A woman was coming towards them. She wore the body of an Imperial Warrior, but the metal and the quality of its construction told of her true rank. She moved with a grace that only the best engineering skill could achieve. This was a woman who had had access to the finest materials since the day of her making, a woman who had been trained well in the arts of metalwork. Her panelling was of brushed aluminium, her arms and legs were curved and sprung, there was a pattern of gold filigree around her head, tracing loops around her eyes and ears.

Ka-Lo-Re-Harballah stepped forward.

‘Honoured Commander, may I present La-Ver-Di-Arussah, Commander of the Copper Guard. La-Ver-Di-Arussah, this is Wa-Ka-Mo-Do, Commander of the Emperor’s Army of Sangrel.’

They touched each other’s upper arms, felt the current there. Wa-Ka-Mo-Do noted the knot patterns engraved just above her shoulders, emblems of one of the imperial families.

‘Honoured Commander, and how is life in the High Spires?’

For a moment Wa-Ka-Mo-Do thought this was a gentle insult, and then he felt La-Ver-Di-Arussah’s finger slip into his palm and trace a shape. A circle on a circle. Current sang into life as he realized what she was doing. The Book of Robots. Did she know? Was the truth woven into her mind too?

‘You pause, Honoured Commander,’ said La-Ver-Di-Arussah, and there was something in her gaze that caused Wa-Ka-Mo-Do to remain still for the moment. ‘Do you recognize the sign?’

‘I do, La-Ver-Di-Arussah. It is the symbol of those who believe in the Book of Robots. Those who believe that there is a shape and a philosophy that all robots should adopt, a shape given to them by the makers of the first robots.’

‘And do you believe that, Wa-Ka-Mo-Do?’

‘Such beliefs are treason, La-Ver-Di-Arussah, as I’m sure you know.’ He changed the subject. ‘There are more important things to discuss. Someone has been defacing the walls of this city with graffiti. Are you aware of this?’

‘Indeed, Honoured Commander. You will be pleased to know that such incidents are dealt with immediately. Punishment is swift and severe.’ She looked at the robots who had accompanied Wa-Ka-Mo-Do to the square.

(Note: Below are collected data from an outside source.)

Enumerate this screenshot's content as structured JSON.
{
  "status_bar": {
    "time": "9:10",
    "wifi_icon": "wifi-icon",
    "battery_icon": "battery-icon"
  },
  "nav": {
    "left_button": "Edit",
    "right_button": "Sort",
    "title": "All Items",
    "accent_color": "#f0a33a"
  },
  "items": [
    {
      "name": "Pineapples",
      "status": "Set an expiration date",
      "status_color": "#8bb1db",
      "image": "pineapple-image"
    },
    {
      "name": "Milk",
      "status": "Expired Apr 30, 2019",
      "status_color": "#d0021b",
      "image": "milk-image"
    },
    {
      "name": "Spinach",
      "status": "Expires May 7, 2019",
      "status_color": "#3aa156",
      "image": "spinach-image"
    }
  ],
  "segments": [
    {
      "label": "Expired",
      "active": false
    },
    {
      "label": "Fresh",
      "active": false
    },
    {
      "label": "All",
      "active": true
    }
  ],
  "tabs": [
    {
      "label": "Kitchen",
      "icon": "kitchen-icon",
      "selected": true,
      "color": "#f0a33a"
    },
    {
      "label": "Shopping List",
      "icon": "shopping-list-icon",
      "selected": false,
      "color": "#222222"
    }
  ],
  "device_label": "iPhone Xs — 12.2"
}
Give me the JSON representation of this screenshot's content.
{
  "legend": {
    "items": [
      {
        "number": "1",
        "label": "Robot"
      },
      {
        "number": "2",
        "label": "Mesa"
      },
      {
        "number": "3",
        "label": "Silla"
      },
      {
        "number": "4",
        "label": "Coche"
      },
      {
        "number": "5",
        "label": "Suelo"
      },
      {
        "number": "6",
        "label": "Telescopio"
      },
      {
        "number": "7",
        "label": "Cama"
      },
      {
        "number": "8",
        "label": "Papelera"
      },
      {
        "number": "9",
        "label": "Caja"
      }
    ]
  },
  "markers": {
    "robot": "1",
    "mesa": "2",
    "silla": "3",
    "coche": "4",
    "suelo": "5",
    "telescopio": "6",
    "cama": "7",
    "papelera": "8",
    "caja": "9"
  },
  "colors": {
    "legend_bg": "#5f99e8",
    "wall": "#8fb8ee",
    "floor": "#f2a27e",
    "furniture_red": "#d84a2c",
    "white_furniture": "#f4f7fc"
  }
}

‘These robots were found in the presence of graffiti not five minutes ago,’ said Wa-Ka-Mo-Do. ‘They were to be executed by the Copper Guard.’

‘As is right and proper.’

Wa-Ka-Mo-Do gazed into her eyes. They shone a blue-silver colour he had never seen before.

‘I have spared them.’

‘Is that wise?’

‘Only the guilty are to be punished, La-Ver-Di-Arussah. I believe that making an example of the innocent will only inflame the situation.’

There was the merest flicker in La-Ver-Di-Arussah’s eyes, but she controlled her anger quickly.